Thursday, July 18, 2013

The Simplest of Days

I cannot fathom that there are only nine days left in Summer Discovery. The days are going by faster and faster, and I become sadder and sadder the more I think about it. It seems as if it's already been a year since we moved into the dorms. 

In introspect, I have changed significantly. As a person, I've gotten a grasp about exactly who I am in society. Before the program, I expected myself to solely focus on studying and gaining knowledge as a lone figure. This was my original goal, to augment my skills as a researcher. This goal has not changed, but I have split my daily activities into two - socially and educationally. I originally thought that I would enter the physics class in a competitive atmosphere. But after meeting everyone (that I could) and learning about them, my thoughts have completely changed. I'm a competitive person, but I only support competition to a certain extent. It bolsters the intelligence of the students, but at times, it supports a mentality that is about " being the best". I believe that the best environment is one that does not judge on individuals but rather groups. My social life has been much more apparent than I had originally thought. I've spent most of my time socializing and learning about others, although it may not be as educational as I thought, I think it has been much more beneficial. Because of my interactions, my dreams of becoming a physicist have solidified. I have grasped the level of my peers and it has inspired me to spend much more time studying. Before the program, I casually studied off of Youtube videos and occasionally MIT Courseware, but I have really set a plan for learning physics without a class. I plan on setting a schedule for studying physics and practicing on questions from a book that Bill will later give me. 
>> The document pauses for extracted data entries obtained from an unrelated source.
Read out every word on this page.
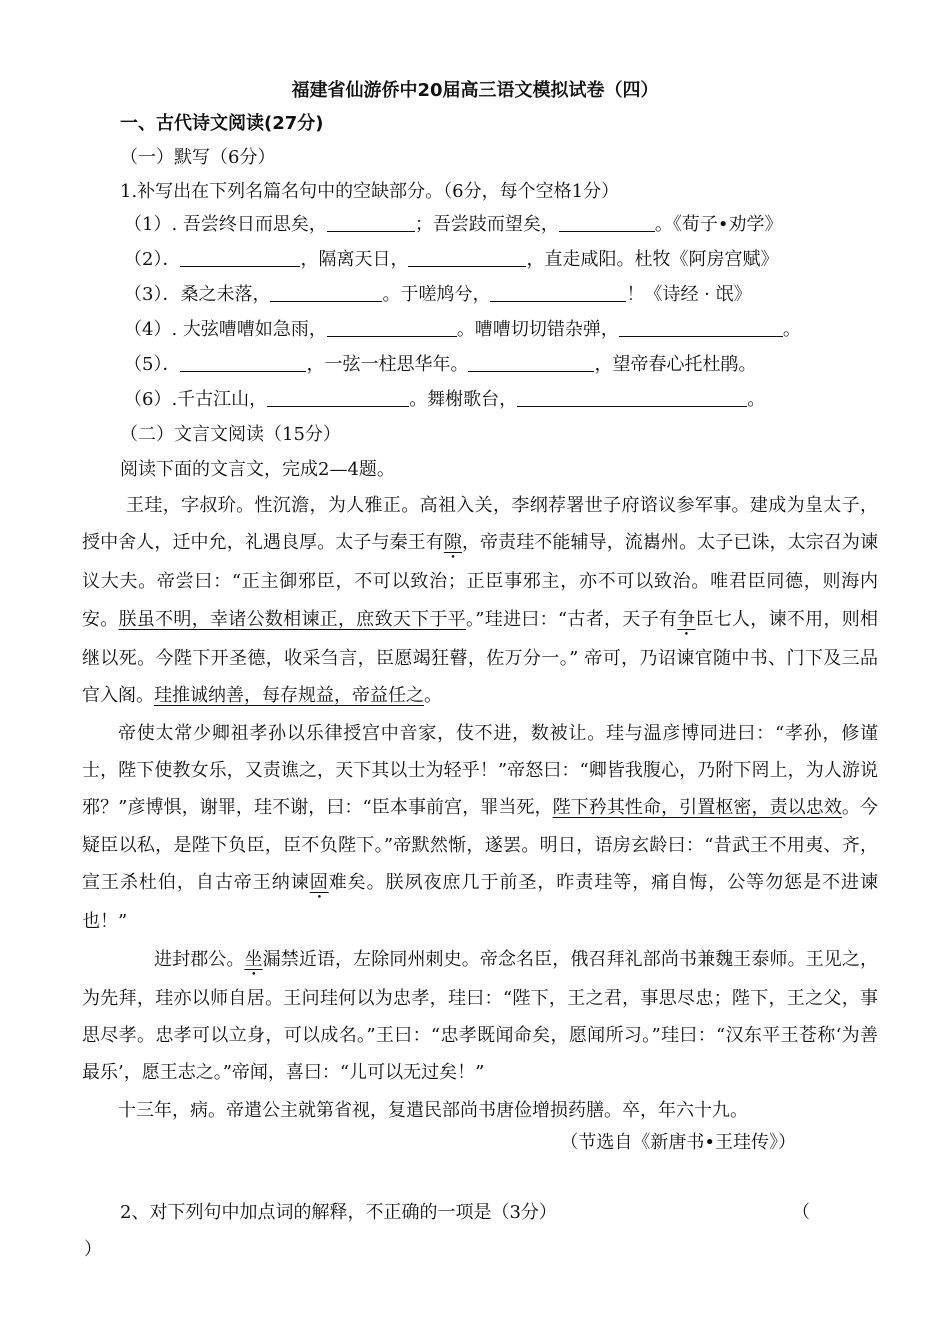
福建省仙游侨中20届高三语文模拟试卷（四）
一、古代诗文阅读(27分)
（一）默写（6分）
1.补写出在下列名篇名句中的空缺部分。（6分，每个空格1分）
（1）. 吾尝终日而思矣，	；吾尝跂而望矣，	。《荀子•劝学》
（2）．	，隔离天日，	，直走咸阳。杜牧《阿房宫赋》
（3）．桑之未落，	。于嗟鸠兮，	！《诗经 · 氓》
（4）. 大弦嘈嘈如急雨，	。嘈嘈切切错杂弹，	。
（5）．	，一弦一柱思华年。	，望帝春心托杜鹃。
（6）.千古江山，	。舞榭歌台，	。
（二）文言文阅读（15分）
阅读下面的文言文，完成2—4题。

王珪，字叔玠。性沉澹，为人雅正。高祖入关，李纲荐署世子府谘议参军事。建成为皇太子，授中舍人，迁中允，礼遇良厚。太子与秦王有隙，帝责珪不能辅导，流巂州。太子已诛，太宗召为谏议大夫。帝尝曰：“正主御邪臣，不可以致治；正臣事邪主，亦不可以致治。唯君臣同德，则海内安。朕虽不明，幸诸公数相谏正，庶致天下于平。”珪进曰：“古者，天子有争臣七人，谏不用，则相继以死。今陛下开圣德，收采刍言，臣愿竭狂瞽，佐万分一。” 帝可，乃诏谏官随中书、门下及三品官入阁。珪推诚纳善，每存规益，帝益任之。

帝使太常少卿祖孝孙以乐律授宫中音家，伎不进，数被让。珪与温彦博同进曰：“孝孙，修谨士，陛下使教女乐，又责谯之，天下其以士为轻乎！”帝怒曰：“卿皆我腹心，乃附下罔上，为人游说邪？”彦博惧，谢罪，珪不谢，曰：“臣本事前宫，罪当死，陛下矜其性命，引置枢密，责以忠效。今疑臣以私，是陛下负臣，臣不负陛下。”帝默然惭，遂罢。明日，语房玄龄曰：“昔武王不用夷、齐，宣王杀杜伯，自古帝王纳谏固难矣。朕夙夜庶几于前圣，昨责珪等，痛自悔，公等勿惩是不进谏也！”

进封郡公。坐漏禁近语，左除同州刺史。帝念名臣，俄召拜礼部尚书兼魏王泰师。王见之，为先拜，珪亦以师自居。王问珪何以为忠孝，珪曰：“陛下，王之君，事思尽忠；陛下，王之父，事思尽孝。忠孝可以立身，可以成名。”王曰：“忠孝既闻命矣，愿闻所习。”珪曰：“汉东平王苍称‘为善最乐’，愿王志之。”帝闻，喜曰：“儿可以无过矣！”

十三年，病。帝遣公主就第省视，复遣民部尚书唐俭增损药膳。卒，年六十九。

（节选自《新唐书•王珪传》）
2、对下列句中加点词的解释，不正确的一项是（3分）	（
）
In class, we had the opportunity to listen to two professors and their research. Dr. Rick Van Berg lectured us about the upcoming synoptic camera. With this technology, we will be able to obtain much more data and get a grasp on the universe. As of now, we only know of 4% of the universe, but with the camera, we will be able to expand out knowledge on it. It should be noted that this is not a regular camera, it is meters long. Also, Dr. Randy Kamien gave us an interesting lecture in topology. He described it as "counting" which was oddly funny, but after he explained it, things became much more abstract and interesting. Essentially, he used directions of curvatures and counted them, and with math, he was able to theorize "calculations". I'm unable to explain it because I was confused at the lecture. However, Dr. Kamien was very interesting and oddly spontaneous and so it made the lecture interesting. 

On other news, my friends and I celebrated my friend Julie's birthday! We took her out to Muzi, a sushi restaurant, and we paid for her share. She refused at first but we convinced her not to pay. We took her around University City and just conversed while walking. It was a very simple celebration, but I'm sure she liked it. Today was a simple day, and it's making the days pass by too quickly. It's very depressing, but I must move forward. 

1 comment:

  1. I’m not quite sure I understand this, Jun. Since we really don’t know the size of the universe, how do we know that we’ve mapped 4%? Sounds contradictory to me.

    I’m glad that you’re seeing your own social growth, Jun. We’re seeing it, too.

    As for your friend Julie, you have to make her understand about the rules governing birthday celebrations. I even think it’s a law in most states where friends are required to take out the birthday/gal/guy and pay for their meal. If it’s not a law in Pennsylvania it ought to be. I’m sure she wouldn’t want to get you in any trouble with the law.